10) If we say one thing, we should stand firm on that! This will allow us to be clear with our children and with ourselves.
And when an emotional crisis comes?! What should we do?
An important factor in emotional crises is the brain, the great “machine” that governs human thought and actions. It is the brain that holds sway in these cases and precisely for this reason knowing a little more about it can make a difference!
The brain consists of two hemispheres: left and right. The former loves order, logic, rationality and the organisation of thoughts; the latter, on the other hand, which we could call “holistic”, looks at the overall picture, at general impressions, prefers non-verbal communication, makes us feel the most visceral sensations and controls our emotions.
In very young children (up to about 3 years) the right hemisphere dominates the brain and for this reason there is no balance between the two parts. In this age group, children have not yet fully acquired the logical and communicative skills to express emotions and feelings and this is precisely why they have a strong need for adult guidance.
It is said that the general emotional balance is obtained when the right and left hemispheres achieve the so-called “horizontal integration”, that is, when the two hemispheres of the brain work in harmony with each other.
In response to any situation of emotional imbalance we can focus on the importance of that moment as an exercise in integration between the two hemispheres.
When children are overwhelmed by intense emotions, communicating with them with logic and rationality often serves no purpose if we have not firstly responded to their emotional need. What we can do is try to make contact emotionally and communicate with their right hemisphere talking about the emotions that they are experiencing.
No judgements and no solutions, just empathy.
“I understand how you feel…”
“If I were you, I’d feel that way too...”
“It is normal to feel all this anger and it is important to express it...”
“I'm happy that you feel free to vent your anger with me”
At this stage we may have to restrain more physical reactions such as throwing objects; this kind of behaviour is the result of scarce emotional competence. We should restrain them not only verbally but also physically: we can put our arms round them to contain any blows and also provide a pillow on which to vent their feelings.

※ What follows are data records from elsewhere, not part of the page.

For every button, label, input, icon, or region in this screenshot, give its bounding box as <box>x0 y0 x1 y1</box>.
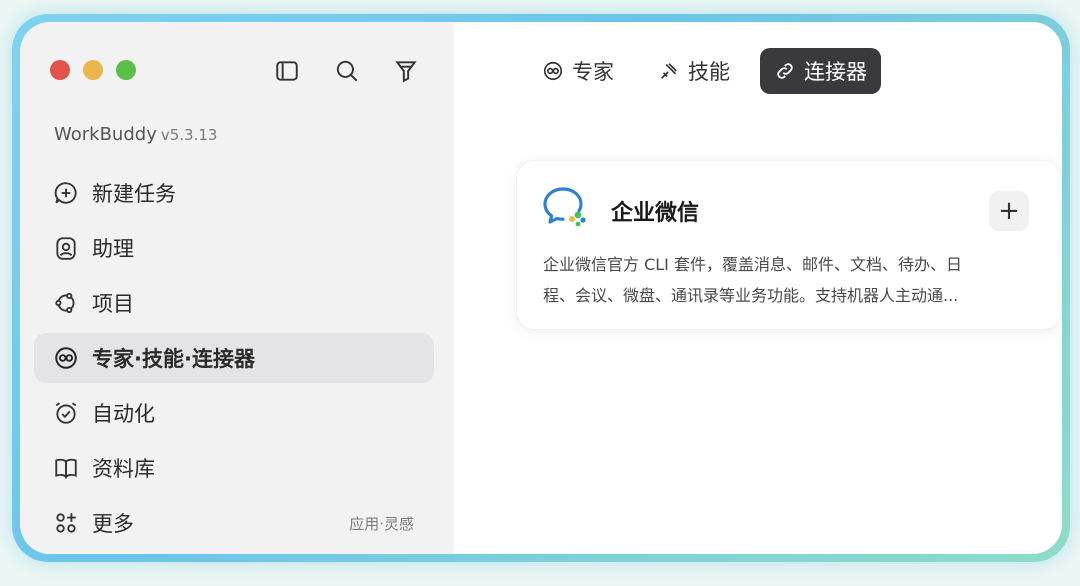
tab-skill[interactable]: 技能 <box>644 48 744 94</box>
sidebar-item-label: 更多 <box>92 512 134 536</box>
sidebar-item-assistant[interactable]: 助理 <box>34 223 434 273</box>
sidebar-item-more[interactable]: 更多 应用·灵感 <box>34 498 434 548</box>
sidebar-item-label: 专家·技能·连接器 <box>92 347 255 371</box>
tab-connector[interactable]: 连接器 <box>760 48 881 94</box>
app-name: WorkBuddy <box>54 124 157 145</box>
assistant-icon <box>52 234 80 262</box>
connector-description: 企业微信官方 CLI 套件，覆盖消息、邮件、文档、待办、日 程、会议、微盘、通讯… <box>543 249 1033 311</box>
main-panel: 专家 技能 连接器 企业微信 + 企业微信官方 CLI 套件，覆盖消息、邮件、文… <box>454 22 1062 554</box>
more-subtitle[interactable]: 应用·灵感 <box>349 513 414 534</box>
expert-icon <box>52 344 80 372</box>
sidebar-item-label: 项目 <box>92 292 134 316</box>
tab-label: 专家 <box>572 60 614 84</box>
window-controls <box>50 60 136 80</box>
sidebar-item-automation[interactable]: 自动化 <box>34 388 434 438</box>
connector-card[interactable]: 企业微信 + 企业微信官方 CLI 套件，覆盖消息、邮件、文档、待办、日 程、会… <box>516 160 1062 330</box>
sidebar-item-label: 资料库 <box>92 457 155 481</box>
search-icon[interactable] <box>334 58 360 84</box>
app-title: WorkBuddy v5.3.13 <box>54 124 217 145</box>
connector-description-line: 企业微信官方 CLI 套件，覆盖消息、邮件、文档、待办、日 <box>543 255 962 274</box>
sidebar-item-project[interactable]: 项目 <box>34 278 434 328</box>
close-window-button[interactable] <box>50 60 70 80</box>
sidebar: WorkBuddy v5.3.13 新建任务 助理 项目 专家·技能·连接器 自… <box>20 22 454 554</box>
book-icon <box>52 454 80 482</box>
sidebar-item-label: 助理 <box>92 237 134 261</box>
maximize-window-button[interactable] <box>116 60 136 80</box>
tab-expert[interactable]: 专家 <box>528 48 628 94</box>
minimize-window-button[interactable] <box>83 60 103 80</box>
apps-icon <box>52 509 80 537</box>
tab-label: 技能 <box>688 60 730 84</box>
sidebar-item-label: 新建任务 <box>92 182 176 206</box>
expert-icon <box>543 61 563 81</box>
sidebar-item-library[interactable]: 资料库 <box>34 443 434 493</box>
sidebar-nav: 新建任务 助理 项目 专家·技能·连接器 自动化 资料库 更多 应用·灵感 <box>34 168 434 553</box>
link-icon <box>777 63 793 79</box>
tab-bar: 专家 技能 连接器 <box>528 48 881 94</box>
sidebar-toggle-icon[interactable] <box>274 58 300 84</box>
connector-description-line: 程、会议、微盘、通讯录等业务功能。支持机器人主动通... <box>543 286 959 305</box>
skill-icon <box>661 63 677 79</box>
project-icon <box>52 289 80 317</box>
sidebar-item-new-task[interactable]: 新建任务 <box>34 168 434 218</box>
sidebar-item-expert-skill-connector[interactable]: 专家·技能·连接器 <box>34 333 434 383</box>
connector-name: 企业微信 <box>611 201 700 226</box>
app-window: WorkBuddy v5.3.13 新建任务 助理 项目 专家·技能·连接器 自… <box>20 22 1062 554</box>
sidebar-item-label: 自动化 <box>92 402 155 426</box>
add-connector-button[interactable]: + <box>989 191 1029 231</box>
tab-label: 连接器 <box>804 60 867 84</box>
alarm-clock-icon <box>52 399 80 427</box>
wecom-logo-icon <box>543 187 586 227</box>
filter-icon[interactable] <box>393 58 419 84</box>
new-task-icon <box>52 179 80 207</box>
app-version: v5.3.13 <box>160 126 218 144</box>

When our right hemisphere is in tune with that of the child, i.e. when the reaction has subsided, we can direct our energies onto a logical and rational explanation of what has happened. We can limit ourselves to describing what we have seen and leave room for the child to give their reasons.

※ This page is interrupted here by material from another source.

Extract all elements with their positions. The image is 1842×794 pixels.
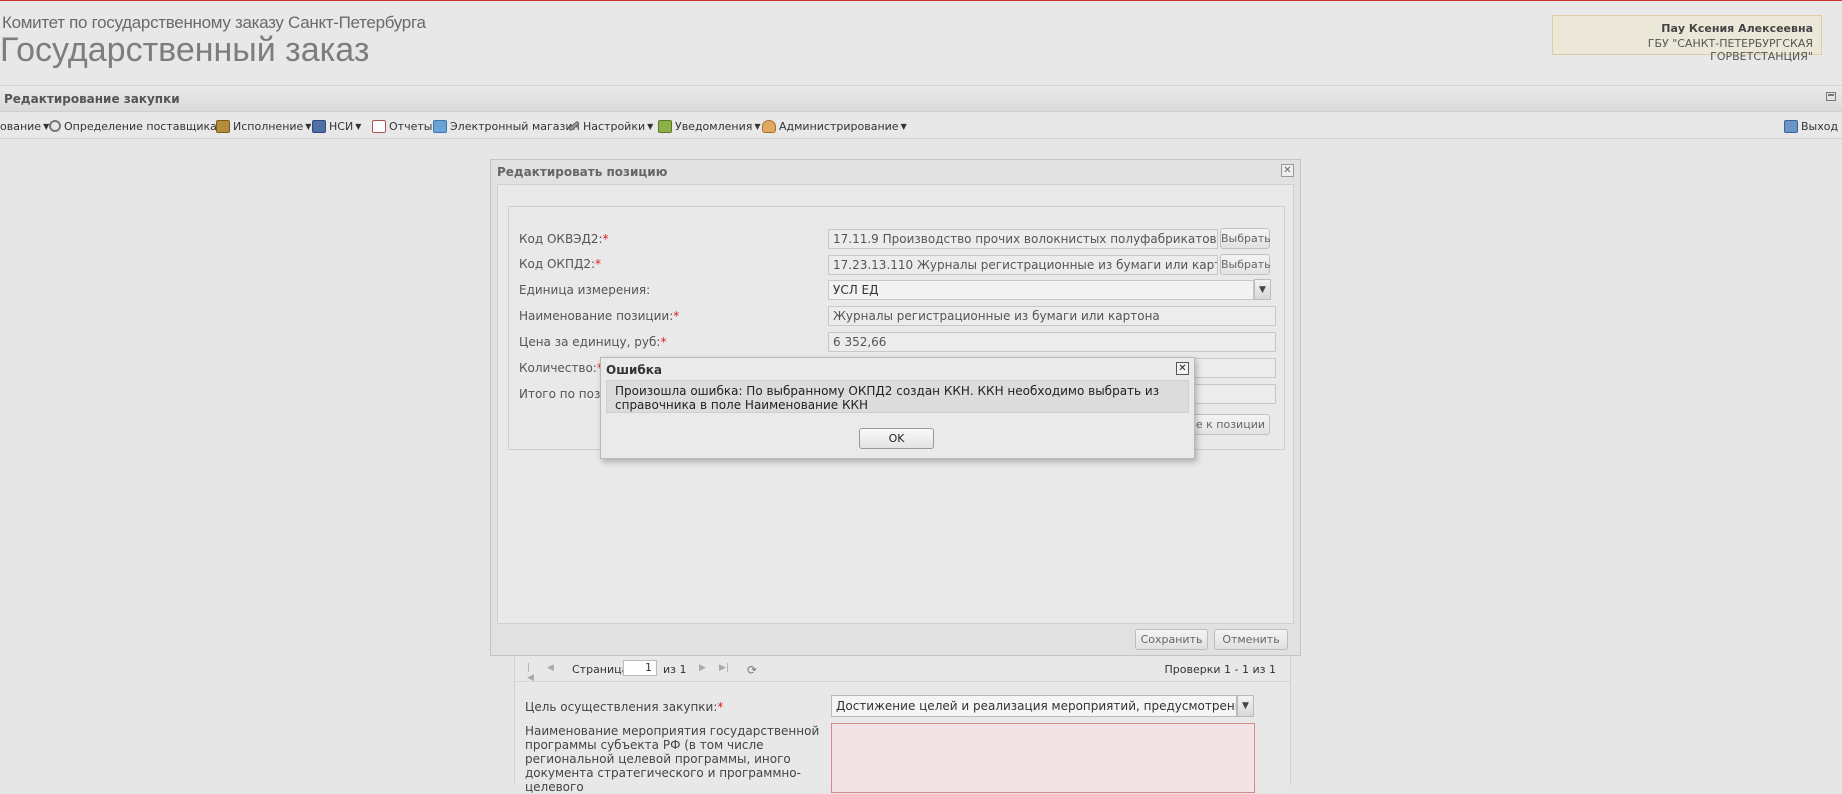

Recounting what happened could also bring out some possible solutions and, if it does not, we can ask some appropriate questions so that the child can (re)balance the situation.
“Do you remember what happened before you got lost your temper? We had agreed you would have one ice cream, two is too much. Ice cream contains a lot of sugars and could ruin your teeth. We went into the ice cream shop and... then it happened that... in your opinion, is there anything you can do to remedy this? Can I suggest something to you?”
It is wonderful to be able to conclude the emotional crisis with a search for a solution: everyone can make mistakes, but mistakes are always positive and allow us to find new alternatives for growing and developing.
Educating in these cases also means first of all enabling an inner change that illuminates the small, big steps with which we can accompany the growth of our children.